After the early player testing, my impression is that I’ve been able to improve the general gameplay experience in Colonize, but that the game is still perceived as being pretty difficult, even by motivated players. As I think about that experience, I’ve decided that Colonize is not likely to do well with a wide, casual audience. But, I hope that by releasing it as a free mobile game (on Android and iOS), it will find a group of players that enjoy the game, and play through enough of the game for me to collect a useful set of data.

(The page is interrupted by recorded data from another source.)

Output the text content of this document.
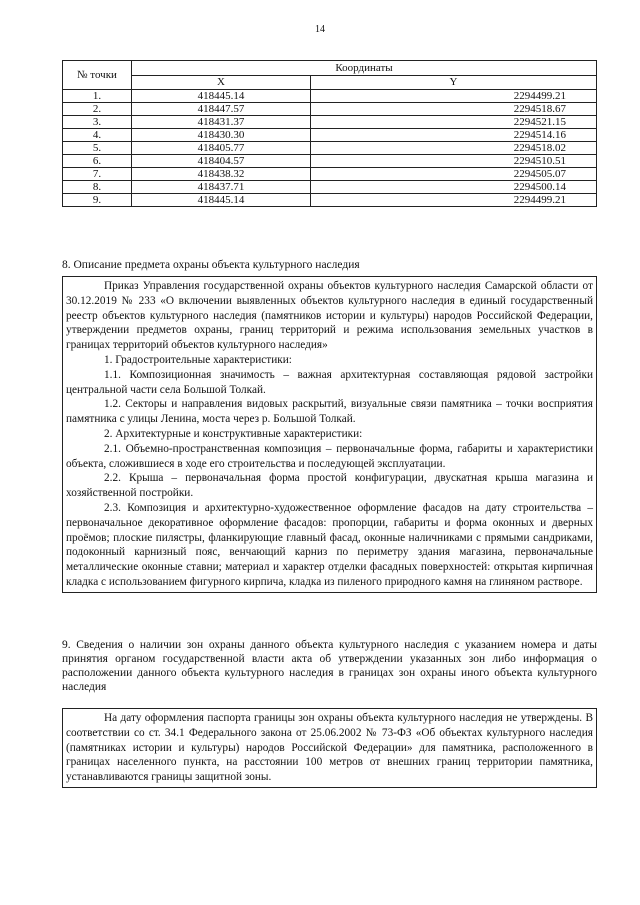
14
№ точки	Координаты	
	X	Y
1.	418445.14	2294499.21
2.	418447.57	2294518.67
3.	418431.37	2294521.15
4.	418430.30	2294514.16
5.	418405.77	2294518.02
6.	418404.57	2294510.51
7.	418438.32	2294505.07
8.	418437.71	2294500.14
9.	418445.14	2294499.21
8. Описание предмета охраны объекта культурного наследия

Приказ Управления государственной охраны объектов культурного наследия Самарской области от 30.12.2019 № 233 «О включении выявленных объектов культурного наследия в единый государственный реестр объектов культурного наследия (памятников истории и культуры) народов Российской Федерации, утверждении предметов охраны, границ территорий и режима использования земельных участков в границах территорий объектов культурного наследия»

1. Градостроительные характеристики:

1.1. Композиционная значимость – важная архитектурная составляющая рядовой застройки центральной части села Большой Толкай.

1.2. Секторы и направления видовых раскрытий, визуальные связи памятника – точки восприятия памятника с улицы Ленина, моста через р. Большой Толкай.

2. Архитектурные и конструктивные характеристики:

2.1. Объемно-пространственная композиция – первоначальные форма, габариты и характеристики объекта, сложившиеся в ходе его строительства и последующей эксплуатации.

2.2. Крыша – первоначальная форма простой конфигурации, двускатная крыша магазина и хозяйственной постройки.

2.3. Композиция и архитектурно-художественное оформление фасадов на дату строительства – первоначальное декоративное оформление фасадов: пропорции, габариты и форма оконных и дверных проёмов; плоские пилястры, фланкирующие главный фасад, оконные наличниками с прямыми сандриками, подоконный карнизный пояс, венчающий карниз по периметру здания магазина, первоначальные металлические оконные ставни; материал и характер отделки фасадных поверхностей: открытая кирпичная кладка с использованием фигурного кирпича, кладка из пиленого природного камня на глиняном растворе.

9. Сведения о наличии зон охраны данного объекта культурного наследия с указанием номера и даты принятия органом государственной власти акта об утверждении указанных зон либо информация о расположении данного объекта культурного наследия в границах зон охраны иного объекта культурного наследия

На дату оформления паспорта границы зон охраны объекта культурного наследия не утверждены. В соответствии со ст. 34.1 Федерального закона от 25.06.2002 № 73-ФЗ «Об объектах культурного наследия (памятниках истории и культуры) народов Российской Федерации» для памятника, расположенного в границах населенного пункта, на расстоянии 100 метров от внешних границ территории памятника, устанавливаются границы защитной зоны.
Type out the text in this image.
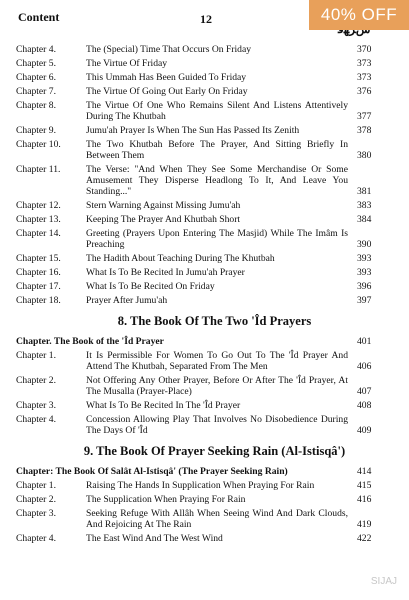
Content	12	40% OFF
Chapter 4.	The (Special) Time That Occurs On Friday	370
Chapter 5.	The Virtue Of Friday	373
Chapter 6.	This Ummah Has Been Guided To Friday	373
Chapter 7.	The Virtue Of Going Out Early On Friday	376
Chapter 8.	The Virtue Of One Who Remains Silent And Listens Attentively During The Khutbah	377
Chapter 9.	Jumu'ah Prayer Is When The Sun Has Passed Its Zenith	378
Chapter 10.	The Two Khutbah Before The Prayer, And Sitting Briefly In Between Them	380
Chapter 11.	The Verse: "And When They See Some Merchandise Or Some Amusement They Disperse Headlong To It, And Leave You Standing..."	381
Chapter 12.	Stern Warning Against Missing Jumu'ah	383
Chapter 13.	Keeping The Prayer And Khutbah Short	384
Chapter 14.	Greeting (Prayers Upon Entering The Masjid) While The Imâm Is Preaching	390
Chapter 15.	The Hadith About Teaching During The Khutbah	393
Chapter 16.	What Is To Be Recited In Jumu'ah Prayer	393
Chapter 17.	What Is To Be Recited On Friday	396
Chapter 18.	Prayer After Jumu'ah	397
8. The Book Of The Two 'Îd Prayers
Chapter. The Book of the 'Îd Prayer	401
Chapter 1.	It Is Permissible For Women To Go Out To The 'Îd Prayer And Attend The Khutbah, Separated From The Men	406
Chapter 2.	Not Offering Any Other Prayer, Before Or After The 'Îd Prayer, At The Musalla (Prayer-Place)	407
Chapter 3.	What Is To Be Recited In The 'Îd Prayer	408
Chapter 4.	Concession Allowing Play That Involves No Disobedience During The Days Of 'Îd	409
9. The Book Of Prayer Seeking Rain (Al-Istisqâ')
Chapter: The Book Of Salât Al-Istisqâ' (The Prayer Seeking Rain)	414
Chapter 1.	Raising The Hands In Supplication When Praying For Rain	415
Chapter 2.	The Supplication When Praying For Rain	416
Chapter 3.	Seeking Refuge With Allâh When Seeing Wind And Dark Clouds, And Rejoicing At The Rain	419
Chapter 4.	The East Wind And The West Wind	422
SIJAJ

The first Android versions of Colonize were submitted to the Barnes and Noble app store and to Amazon (with the BN version priced at $0.99 US, but including a free trial, and the Amazon version being free with an optional in-app upgrade to premium) last week. If they are approved, I hope to see this version go live late this week or next (in early November). And, I’ll release the Google Play version at the same time, hopefully along with a Facebook version. The iOS version will need a bit more work, as the Basic version of the Unity iOS license does not allow me to use my networking solution (Photon) for multiplayer. My target right now is to release the iOS version in late November, and to remove multiplayer from the iOS version for the present (but players can sync their mobile accounts with the web version of Colonize, and use the multiplayer version on the web).